Today's word is one that believe you'll find useful. Or at least interesting. I thought that we'd work on some contrasts today, contrasts between the Swedish culture and our American culture. As a child of both cultures, I'm grateful that unlike Spock, I didn't have to choose one and forever leave the other behind. I've got the blessing of knowing at least two different ways of doing many things. You've read about family traditions, about holiday celebrations, but that's not what I'm referring to today. Today is about everyday life. About what's different between Sweden and the US. What is ovanligt.
owe-vaughn-lit as in “I need to repay Vince for the lighter he just let me borrow.”
Definition? Unusual, in contrast to what is regular. I'm going to just do bullet points, otherwise you'd have me going for a long time. It's fun to do that. I've done that. I met up with a childhood friend during my 1996 trip “home” and she and her boyfriend and another friend of theirs took me out on the town. We ended up at a bar which had a street-side seating area. It was late, and the last bus home to my Farmor's apartment left at midnight, but it was a night to remember. It didn't get dark, so that was ovanligt from what I'm used to. Our conversation consisted entirely of the differences between what we do in America and what they do in Sweden.
It's ovanligt in Sweden:
for people to move from town to town as they grow up and then later as they get jobs. Most plant themselves where they are, dig their roots down deep, and stay.

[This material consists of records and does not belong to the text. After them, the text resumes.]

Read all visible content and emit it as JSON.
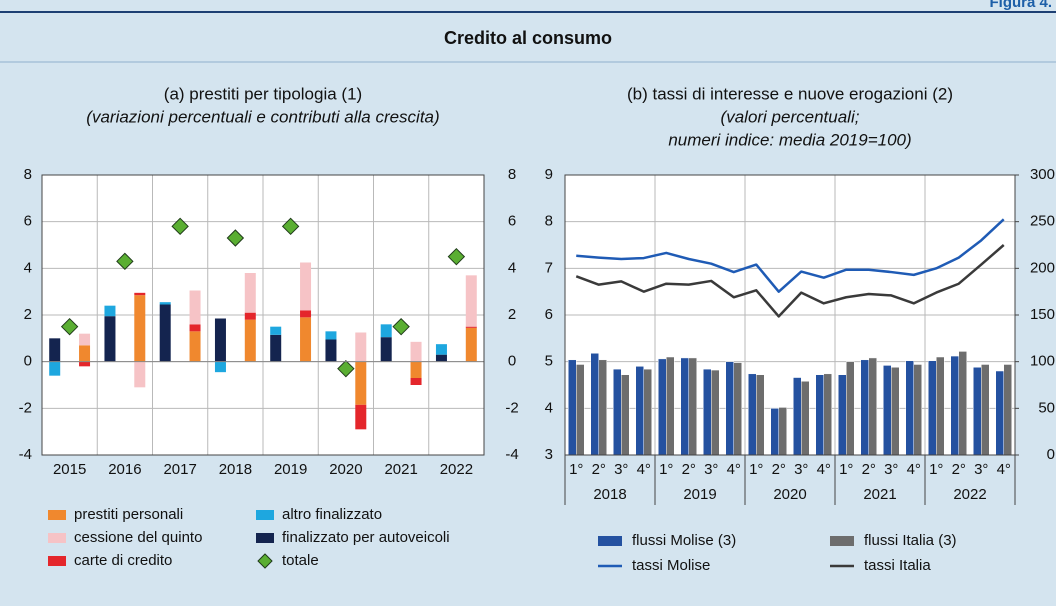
{
  "figure_label": "Figura 4.",
  "title": "Credito al consumo",
  "chart_data": [
    {
      "type": "stacked_bar",
      "subtitle": [
        "(a) prestiti per tipologia (1)",
        "(variazioni percentuali e contributi alla crescita)"
      ],
      "categories": [
        "2015",
        "2016",
        "2017",
        "2018",
        "2019",
        "2020",
        "2021",
        "2022"
      ],
      "series": [
        {
          "name": "prestiti personali",
          "color": "#f0882e",
          "stack": 2,
          "values": [
            0.7,
            2.85,
            1.3,
            1.8,
            1.9,
            -1.85,
            -0.7,
            1.45
          ]
        },
        {
          "name": "carte di credito",
          "color": "#e4262b",
          "stack": 2,
          "values": [
            -0.2,
            0.1,
            0.3,
            0.3,
            0.3,
            -1.05,
            -0.3,
            0.05
          ]
        },
        {
          "name": "cessione del quinto",
          "color": "#f6c3c6",
          "stack": 2,
          "values": [
            0.5,
            -1.1,
            1.45,
            1.7,
            2.05,
            1.25,
            0.85,
            2.2
          ]
        },
        {
          "name": "finalizzato per autoveicoli",
          "color": "#14244f",
          "stack": 1,
          "values": [
            1.0,
            1.95,
            2.45,
            1.85,
            1.15,
            0.95,
            1.05,
            0.3
          ]
        },
        {
          "name": "altro finalizzato",
          "color": "#1ea7df",
          "stack": 1,
          "values": [
            -0.6,
            0.45,
            0.1,
            -0.45,
            0.35,
            0.35,
            0.55,
            0.45
          ]
        },
        {
          "name": "totale",
          "color": "#5aae32",
          "type": "marker",
          "values": [
            1.5,
            4.3,
            5.8,
            5.3,
            5.8,
            -0.3,
            1.5,
            4.5
          ]
        }
      ],
      "ylim": [
        -4,
        8
      ],
      "yticks": [
        -4,
        -2,
        0,
        2,
        4,
        6,
        8
      ],
      "grid": true
    },
    {
      "type": "bar_line",
      "subtitle": [
        "(b) tassi di interesse e nuove erogazioni (2)",
        "(valori percentuali;",
        "numeri indice: media 2019=100)"
      ],
      "categories": [
        "1°",
        "2°",
        "3°",
        "4°",
        "1°",
        "2°",
        "3°",
        "4°",
        "1°",
        "2°",
        "3°",
        "4°",
        "1°",
        "2°",
        "3°",
        "4°",
        "1°",
        "2°",
        "3°",
        "4°"
      ],
      "groups": [
        "2018",
        "2019",
        "2020",
        "2021",
        "2022"
      ],
      "series": [
        {
          "name": "flussi Molise (3)",
          "color": "#2451a0",
          "type": "bar",
          "axis": "y2",
          "values": [
            102,
            109,
            92,
            95,
            103,
            104,
            92,
            100,
            87,
            50,
            83,
            86,
            86,
            102,
            96,
            101,
            101,
            106,
            94,
            90
          ]
        },
        {
          "name": "flussi Italia (3)",
          "color": "#6d6d6d",
          "type": "bar",
          "axis": "y2",
          "values": [
            97,
            102,
            86,
            92,
            105,
            104,
            91,
            99,
            86,
            51,
            79,
            87,
            100,
            104,
            94,
            97,
            105,
            111,
            97,
            97
          ]
        },
        {
          "name": "tassi Molise",
          "color": "#1f5bb5",
          "type": "line",
          "values": [
            7.27,
            7.23,
            7.2,
            7.22,
            7.33,
            7.2,
            7.1,
            6.92,
            7.08,
            6.5,
            6.93,
            6.8,
            6.97,
            6.97,
            6.92,
            6.86,
            7.0,
            7.23,
            7.6,
            8.05
          ]
        },
        {
          "name": "tassi Italia",
          "color": "#3a3a3a",
          "type": "line",
          "values": [
            6.83,
            6.65,
            6.72,
            6.5,
            6.67,
            6.65,
            6.73,
            6.38,
            6.53,
            5.97,
            6.48,
            6.25,
            6.38,
            6.45,
            6.42,
            6.25,
            6.48,
            6.67,
            7.08,
            7.5
          ]
        }
      ],
      "ylim": [
        3,
        9
      ],
      "yticks": [
        3,
        4,
        5,
        6,
        7,
        8,
        9
      ],
      "y2lim": [
        0,
        300
      ],
      "y2ticks": [
        0,
        50,
        100,
        150,
        200,
        250,
        300
      ],
      "grid": true
    }
  ]
}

for families to own more than one car, if they have a car. Public transportation is amazingly well organized and easy to use, and very cheap.

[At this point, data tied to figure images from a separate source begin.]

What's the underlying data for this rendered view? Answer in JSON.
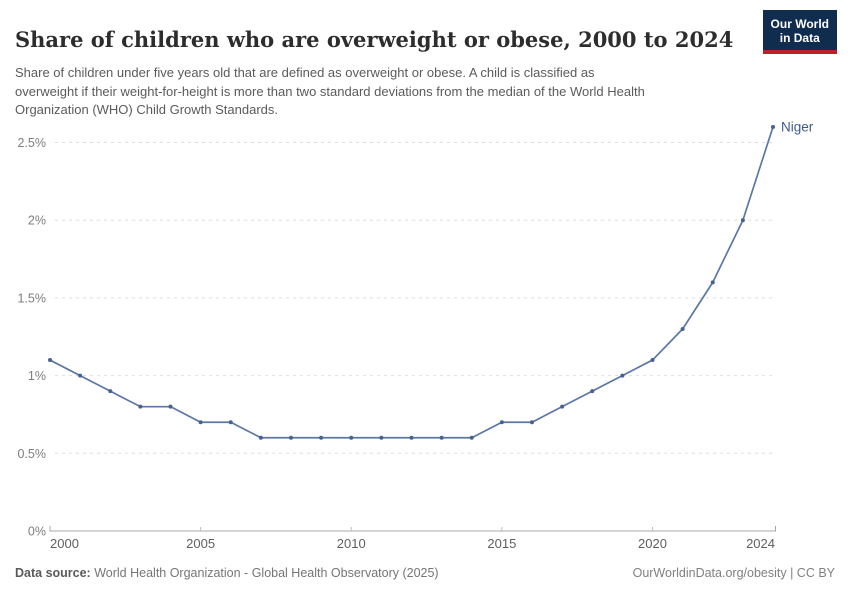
{
  "header": {
    "title": "Share of children who are overweight or obese, 2000 to 2024",
    "subtitle_lines": [
      "Share of children under five years old that are defined as overweight or obese. A child is classified as",
      "overweight if their weight-for-height is more than two standard deviations from the median of the World Health",
      "Organization (WHO) Child Growth Standards."
    ],
    "logo": {
      "line1": "Our World",
      "line2": "in Data",
      "bg_color": "#102d50",
      "bar_color": "#be2026"
    }
  },
  "chart_data": {
    "type": "line",
    "title": "Share of children who are overweight or obese, 2000 to 2024",
    "entity_label": "Niger",
    "unit": "%",
    "x": [
      2000,
      2001,
      2002,
      2003,
      2004,
      2005,
      2006,
      2007,
      2008,
      2009,
      2010,
      2011,
      2012,
      2013,
      2014,
      2015,
      2016,
      2017,
      2018,
      2019,
      2020,
      2021,
      2022,
      2023,
      2024
    ],
    "series": [
      {
        "name": "Niger",
        "values": [
          1.1,
          1.0,
          0.9,
          0.8,
          0.8,
          0.7,
          0.7,
          0.6,
          0.6,
          0.6,
          0.6,
          0.6,
          0.6,
          0.6,
          0.6,
          0.7,
          0.7,
          0.8,
          0.9,
          1.0,
          1.1,
          1.3,
          1.6,
          2.0,
          2.6
        ]
      }
    ],
    "xlim": [
      2000,
      2024
    ],
    "ylim": [
      0,
      2.6
    ],
    "y_ticks": [
      {
        "value": 0,
        "label": "0%"
      },
      {
        "value": 0.5,
        "label": "0.5%"
      },
      {
        "value": 1,
        "label": "1%"
      },
      {
        "value": 1.5,
        "label": "1.5%"
      },
      {
        "value": 2,
        "label": "2%"
      },
      {
        "value": 2.5,
        "label": "2.5%"
      }
    ],
    "x_ticks": [
      {
        "value": 2000,
        "label": "2000"
      },
      {
        "value": 2005,
        "label": "2005"
      },
      {
        "value": 2010,
        "label": "2010"
      },
      {
        "value": 2015,
        "label": "2015"
      },
      {
        "value": 2020,
        "label": "2020"
      },
      {
        "value": 2024,
        "label": "2024"
      }
    ],
    "grid": "dashed-horizontal",
    "legend_position": "end-of-line",
    "line_color": "#5b77a5",
    "point_color": "#47628f",
    "label_color": "#3d5a8f",
    "gridline_color": "#dedede",
    "axis_color": "#a8a8a8",
    "y_tick_label_color": "#7e7e7e",
    "x_tick_label_color": "#5f5f5f"
  },
  "footer": {
    "datasource_label": "Data source:",
    "datasource": "World Health Organization - Global Health Observatory (2025)",
    "link": "OurWorldinData.org/obesity | CC BY"
  }
}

to eat out as much as we do. They have their share of restaurants, of course, but they tend to be high-end priced, or inexpensive sidewalk cafes and sandwich bars which can be found all over the place. There's not a lot of middle ground places, or chain restaurants, as we have here.
bring a school lunch. Everyone eats lunch in the cafeteria. For free. We had fish twice a week, and once every three weeks we had my favorite – rice pudding.

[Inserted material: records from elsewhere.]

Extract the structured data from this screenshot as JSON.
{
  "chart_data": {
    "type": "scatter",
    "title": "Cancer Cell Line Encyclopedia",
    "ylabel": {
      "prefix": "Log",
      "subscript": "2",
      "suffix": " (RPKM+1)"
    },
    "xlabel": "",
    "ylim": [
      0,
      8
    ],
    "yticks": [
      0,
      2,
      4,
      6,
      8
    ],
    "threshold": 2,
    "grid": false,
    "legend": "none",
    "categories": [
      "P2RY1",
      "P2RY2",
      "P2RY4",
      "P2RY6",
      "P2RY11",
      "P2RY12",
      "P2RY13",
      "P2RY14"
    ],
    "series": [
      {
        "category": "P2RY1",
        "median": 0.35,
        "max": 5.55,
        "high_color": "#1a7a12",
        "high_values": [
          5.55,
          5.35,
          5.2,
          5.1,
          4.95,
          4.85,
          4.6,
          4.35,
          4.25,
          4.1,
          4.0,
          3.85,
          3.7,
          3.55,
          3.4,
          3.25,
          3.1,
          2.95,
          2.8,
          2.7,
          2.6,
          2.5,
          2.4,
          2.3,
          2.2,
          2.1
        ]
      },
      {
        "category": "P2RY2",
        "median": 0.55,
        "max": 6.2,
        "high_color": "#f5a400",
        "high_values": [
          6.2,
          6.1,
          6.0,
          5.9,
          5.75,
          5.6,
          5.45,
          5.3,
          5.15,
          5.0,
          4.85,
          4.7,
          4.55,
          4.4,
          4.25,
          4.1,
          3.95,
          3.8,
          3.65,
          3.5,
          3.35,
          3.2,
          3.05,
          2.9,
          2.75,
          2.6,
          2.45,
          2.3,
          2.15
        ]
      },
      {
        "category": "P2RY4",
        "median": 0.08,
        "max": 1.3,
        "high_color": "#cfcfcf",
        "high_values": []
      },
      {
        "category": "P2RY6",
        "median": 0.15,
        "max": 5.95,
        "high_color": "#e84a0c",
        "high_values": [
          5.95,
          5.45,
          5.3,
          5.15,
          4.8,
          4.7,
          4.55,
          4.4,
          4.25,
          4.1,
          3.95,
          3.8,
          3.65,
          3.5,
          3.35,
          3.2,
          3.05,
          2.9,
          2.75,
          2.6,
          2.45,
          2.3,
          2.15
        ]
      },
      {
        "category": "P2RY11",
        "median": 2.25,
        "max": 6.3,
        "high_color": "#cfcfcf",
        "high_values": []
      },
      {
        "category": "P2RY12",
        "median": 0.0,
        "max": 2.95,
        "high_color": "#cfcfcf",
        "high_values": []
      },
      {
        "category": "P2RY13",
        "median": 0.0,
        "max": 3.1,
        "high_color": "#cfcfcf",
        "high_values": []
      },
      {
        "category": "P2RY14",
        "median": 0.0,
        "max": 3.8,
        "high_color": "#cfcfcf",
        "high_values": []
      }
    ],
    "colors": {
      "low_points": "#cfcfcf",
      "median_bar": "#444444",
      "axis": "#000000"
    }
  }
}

to get married before living together. In a very large percentage of families, the parents never marry. I don't know why, or what the tax implications there are, but this is confirmed by The Swede, so it must be true ;-)
And now I'm leaving you. Just found out that my baby brother and his wife just had their first child! Too much excitement for me to concentrate on writing!
To those of you who read this and are Swedish, PLEASE correct anything that I got wrong. These points are from my memory, my perceptions and observations, and could very well be wrong by now. Don't hesitate to say so.